In most chip-to-chip, or device-to-device communication systems, communication takes place over a plurality of wires to increase the aggregate bandwidth. A single wire or a pair of these wires may be referred to as a channel or link and multiple channels create a communication bus between the electronic components.
The difficulty in designing high speed, low power and pin-efficient chip-to-chip or device-to-device communication systems lies in part in the fact that the communication channel is not perfect. First, the physical wires will mutually disturb the signals transmitted on them and noise and interference will be added to the transmitted signals. Second, the electronic components used to implement the communication system may not be perfect and this may disturb the signals used for communication.

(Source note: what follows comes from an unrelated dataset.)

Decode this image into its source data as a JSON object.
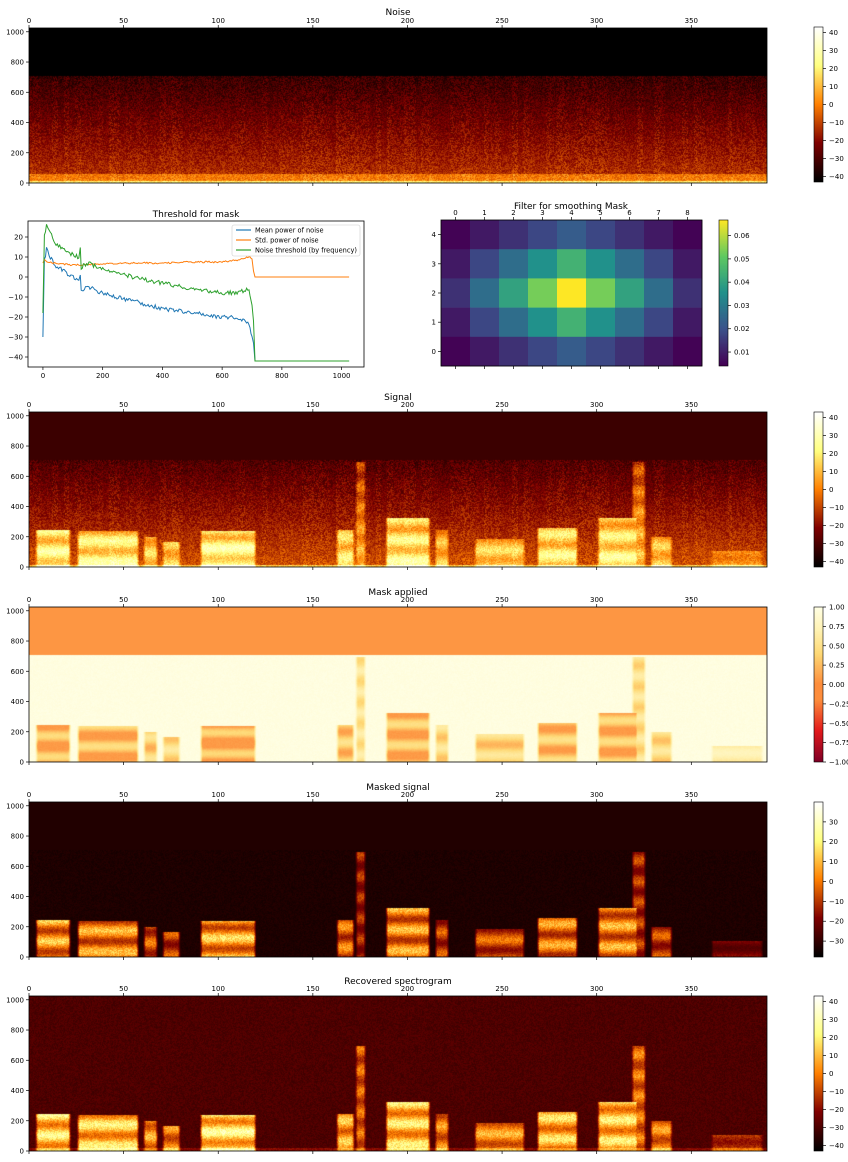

Some solutions to these problems are taught by Cronie I, Cronie II, SPM and SUPM respectively, showing, among other things, various methods based on Orthogonal Differential Vector Signaling, Permutation Modulation Codes, Sparse Signaling Codes, Superposition Signaling Codes to further optimize the tradeoff between power consumption, pin efficiency and noise robustness of chip-to-chip communication systems. A common theme in Cronie I, Cronie II, SPM and SUPM is that the modulation methods and/or coding methods are designed for typically more than two wires. In this disclosure we refer collectively to the methods disclosed in Cronie I, Cronie II, SPM, SUPM and similar extensions as vector signaling methods, as opposed to “traditional” or “conventional” signaling methods which are designed for one or two wires at a time. The present invention also applies to prior art vector signaling methods not covered by Cronie I, Cornie II, SPM, or SUPM, as for example stipulated in U.S. Pat. No. 6,661,355 by Cornelius and Althas (hereinafter referred to as “Cornelius”) or U.S. Pat. No. 6,556,628 by Poulton et al. (hereinafter referred to as “Poulton”). While vector signaling already provides substantial improvements regarding the tradeoff of pin-efficiency, power efficiency and noise resilience as compared to other approaches, there are some applications wherein additional improvements are possible, and sometimes may be necessary. For instance, in very high-speed communication systems, further resilience may be required to combat inter-symbol interference (“ISI”) and crosstalk noise. Therefore dedicated equalization has to be performed at the receiver side. Prior art equalization methods for a chip-to-chip communication system are based on conventional signaling methods and are not adapted to maintain the advantages of vector signaling methods. Therefore, what is needed is an equalization method that further optimizes the communication system's power efficiency and noise resilience tradeoffs while still benefiting from the substantial pin-efficiency improvement brought by permutation modulation codes and sparse signaling codes or other vector signaling methods that operate on more than two bus wires. Such an equalization method is disclosed in this application and embodiments of the invention are directed towards solving these and other problems individually and collectively.